Though benign, many individuals desire treatment of spider veins because of their appearance. Traditional treatment has consisted of sclerotherapy, which involves injecting a small amount of a mild sclerosing solution into the affected veins. Many different kinds of chemical solutions have been used for this purpose, including hypertonic sodium chloride, sodium morrhuate, sodium tetradecyl sulfate, Polilocanol, Sclerodex-Dextroject, Chromated glycerin and Polyiodide Iodine to name a few. Treated veins gradually disappear over one to six months. It frequently takes several sessions to provide the most effective results. Unfortunately, sclerotherapy treatments are not effective for larger varicose veins, which require more aggressive treatment.

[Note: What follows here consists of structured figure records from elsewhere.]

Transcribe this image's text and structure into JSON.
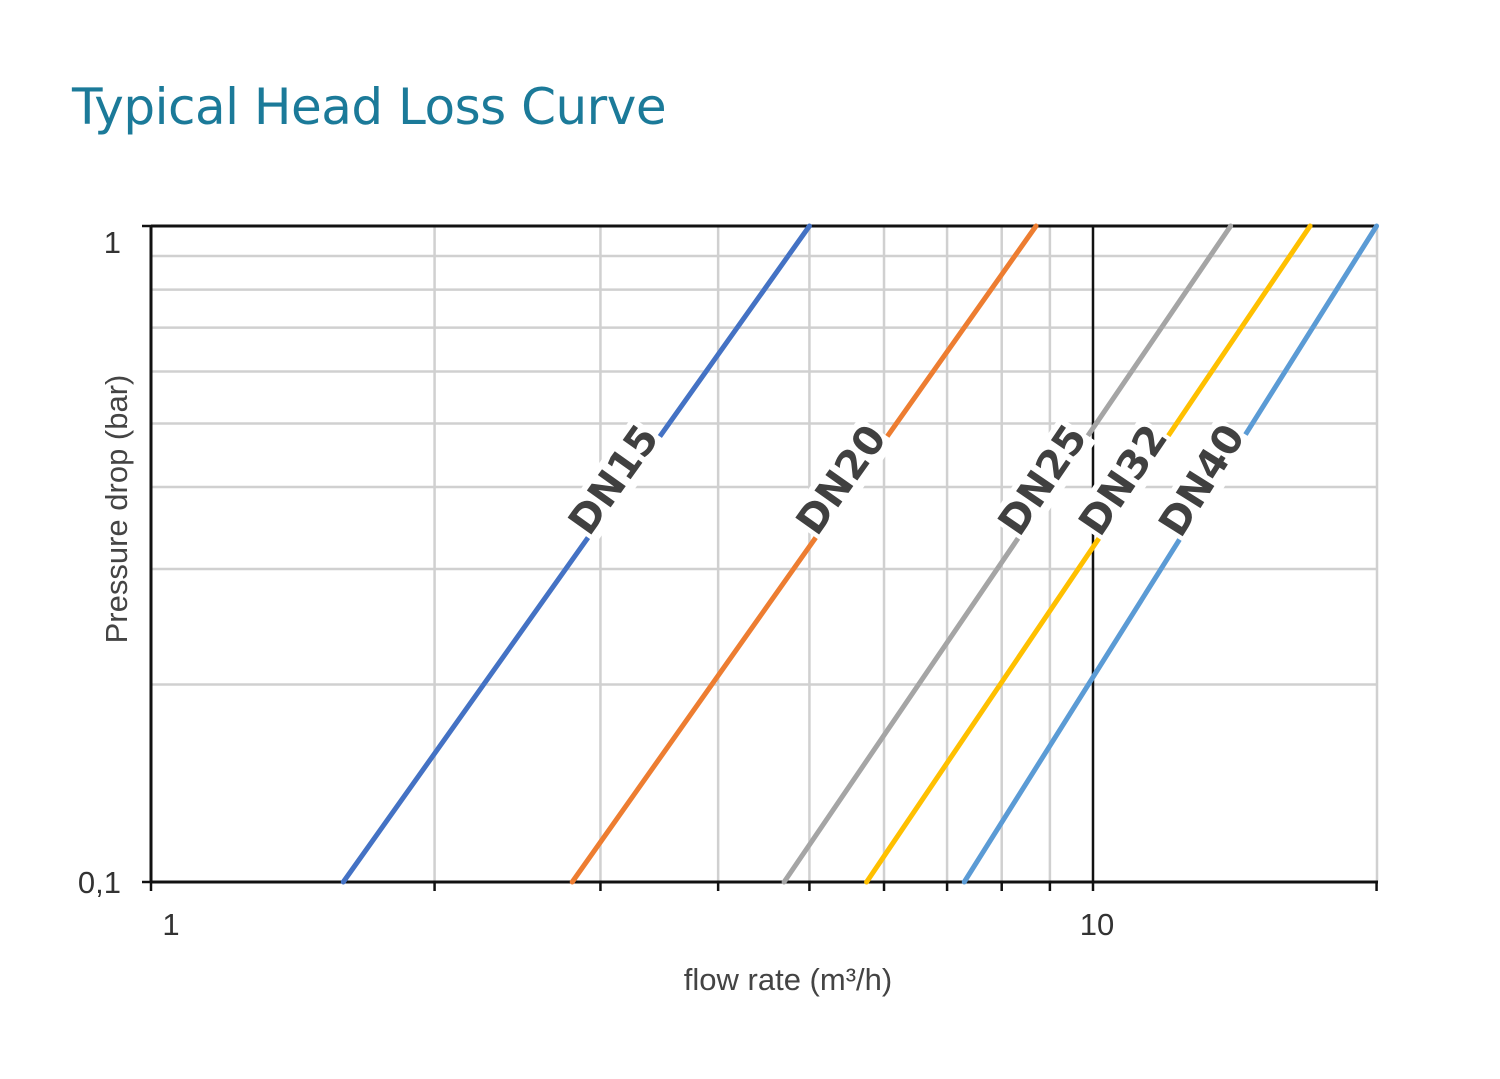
{
  "title": "Typical Head Loss Curve",
  "chart_data": {
    "type": "line",
    "title": "Typical Head Loss Curve",
    "xlabel": "flow rate (m³/h)",
    "ylabel": "Pressure drop (bar)",
    "xscale": "log",
    "yscale": "log",
    "xlim": [
      1,
      20
    ],
    "ylim": [
      0.1,
      1
    ],
    "x_ticks": [
      1,
      10
    ],
    "x_tick_labels": [
      "1",
      "10"
    ],
    "y_ticks": [
      0.1,
      1
    ],
    "y_tick_labels": [
      "0,1",
      "1"
    ],
    "grid": true,
    "legend": "none",
    "series": [
      {
        "name": "DN15",
        "color": "#4472c4",
        "x": [
          1.6,
          5.0
        ],
        "y": [
          0.1,
          1
        ]
      },
      {
        "name": "DN20",
        "color": "#ed7d31",
        "x": [
          2.8,
          8.7
        ],
        "y": [
          0.1,
          1
        ]
      },
      {
        "name": "DN25",
        "color": "#a5a5a5",
        "x": [
          4.7,
          14.0
        ],
        "y": [
          0.1,
          1
        ]
      },
      {
        "name": "DN32",
        "color": "#ffc000",
        "x": [
          5.75,
          17.0
        ],
        "y": [
          0.1,
          1
        ]
      },
      {
        "name": "DN40",
        "color": "#5b9bd5",
        "x": [
          7.3,
          20.0
        ],
        "y": [
          0.1,
          1
        ]
      }
    ]
  }
}
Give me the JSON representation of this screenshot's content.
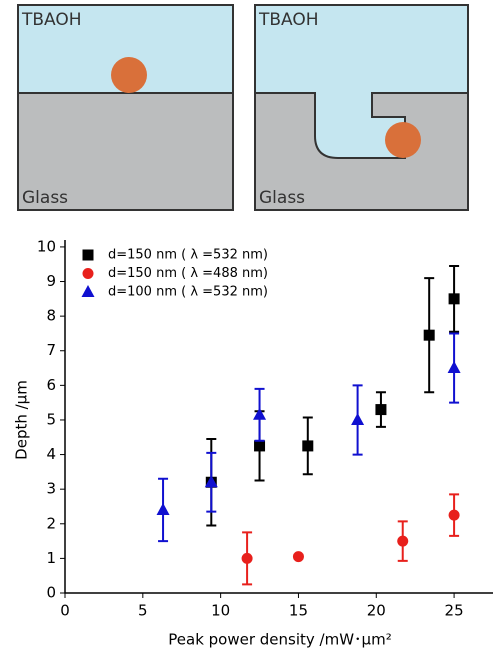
{
  "schematic": {
    "panels": [
      {
        "top_label": "TBAOH",
        "bottom_label": "Glass"
      },
      {
        "top_label": "TBAOH",
        "bottom_label": "Glass"
      }
    ]
  },
  "chart_data": {
    "type": "scatter",
    "x_label": "Peak power density /mW･μm²",
    "y_label": "Depth /μm",
    "xlim": [
      0,
      27.5
    ],
    "ylim": [
      0,
      10.2
    ],
    "xticks": [
      0,
      5,
      10,
      15,
      20,
      25
    ],
    "yticks": [
      0,
      1,
      2,
      3,
      4,
      5,
      6,
      7,
      8,
      9,
      10
    ],
    "legend": "top-left",
    "series": [
      {
        "name": "d=150 nm ( λ =532 nm)",
        "color": "#000000",
        "marker": "square",
        "x": [
          9.4,
          12.5,
          15.6,
          20.3,
          23.4,
          25
        ],
        "values": [
          3.2,
          4.25,
          4.25,
          5.3,
          7.45,
          8.5
        ],
        "errors": [
          1.25,
          1.0,
          0.82,
          0.5,
          1.65,
          0.95
        ]
      },
      {
        "name": "d=150 nm ( λ =488 nm)",
        "color": "#e8201c",
        "marker": "circle",
        "x": [
          11.7,
          15,
          21.7,
          25
        ],
        "values": [
          1.0,
          1.05,
          1.5,
          2.25
        ],
        "errors": [
          0.75,
          0.05,
          0.57,
          0.6
        ]
      },
      {
        "name": "d=100 nm ( λ =532 nm)",
        "color": "#1010d0",
        "marker": "triangle",
        "x": [
          6.3,
          9.4,
          12.5,
          18.8,
          25
        ],
        "values": [
          2.4,
          3.2,
          5.15,
          5.0,
          6.5
        ],
        "errors": [
          0.9,
          0.85,
          0.75,
          1.0,
          1.0
        ]
      }
    ]
  }
}
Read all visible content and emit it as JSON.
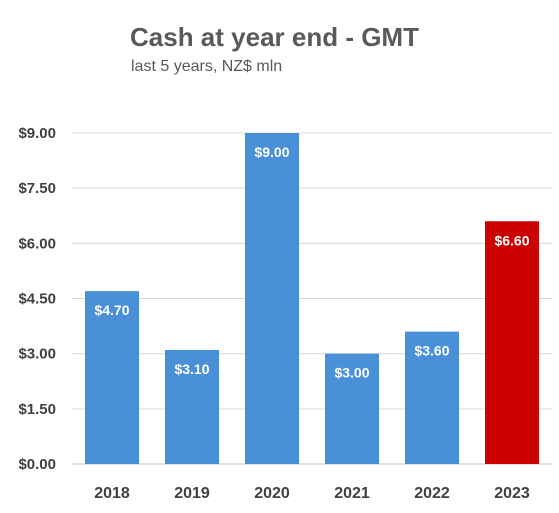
{
  "chart_data": {
    "type": "bar",
    "title": "Cash at year end - GMT",
    "subtitle": "last 5 years, NZ$ mln",
    "categories": [
      "2018",
      "2019",
      "2020",
      "2021",
      "2022",
      "2023"
    ],
    "values": [
      4.7,
      3.1,
      9.0,
      3.0,
      3.6,
      6.6
    ],
    "data_labels": [
      "$4.70",
      "$3.10",
      "$9.00",
      "$3.00",
      "$3.60",
      "$6.60"
    ],
    "y_ticks": [
      "$0.00",
      "$1.50",
      "$3.00",
      "$4.50",
      "$6.00",
      "$7.50",
      "$9.00"
    ],
    "ylim": [
      0,
      9
    ],
    "grid": true,
    "legend": "none",
    "colors": {
      "default": "#4a90d9",
      "highlight": "#cc0000",
      "grid": "#d9d9d9",
      "text": "#404040",
      "title": "#595959"
    },
    "highlight_index": 5
  }
}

Another approach is to obliterate the spider veins directly with the laser. Although this treatment can be successful, there is a significant risk of scarring. In addition, the equipment is very expensive.
An illustrative example of conventional solutions to the limitations of first-generation treatments is disclosed in U.S. Pat. No. 5,695,495 to Ellman. The '495 patent discloses an electrode for use in an electrosurgical procedure for treating varicose veins. The invention disclosed in the '495 patent is impractical in theory and inoperable in practice. Moreover, the disclosure itself has inherent limitations. One principal limitation is that the needle must be introduced into the target vein to be effective. In fact, the needle with an insulating coating is inserted into the target vein, resulting in increased invasiveness and diminished accuracy. An additional limitation is the fact that the insulation stops short of the needle tip, resulting in increased collateral tissue damage. Moreover, because of the active tip configuration, it is difficult to control the dispersion of the electrical charge. This is a function, inter alia, of an available electrical current throughout the non-insulated area. Without extraordinary skill, a physician that uses such a device could cause significant tissue damage around the target vein.
Therefore, there exists a need for a relatively inexpensive micro-invasive procedure for treating spider veins. Moreover, there is an existing need for a device that can destroy the target veins without causing collateral damage to neighboring tissue. Preferably, an exemplary device would have an ultra thin insulating sheath that is substantially co-terminal with the active tip, wherein the active tip does not have to penetrate the target tissue. Moreover, it would also be desirable if the active tip of the device were beveled at an acute angle to maximize physician control and working surface area while reducing collateral tissue damage.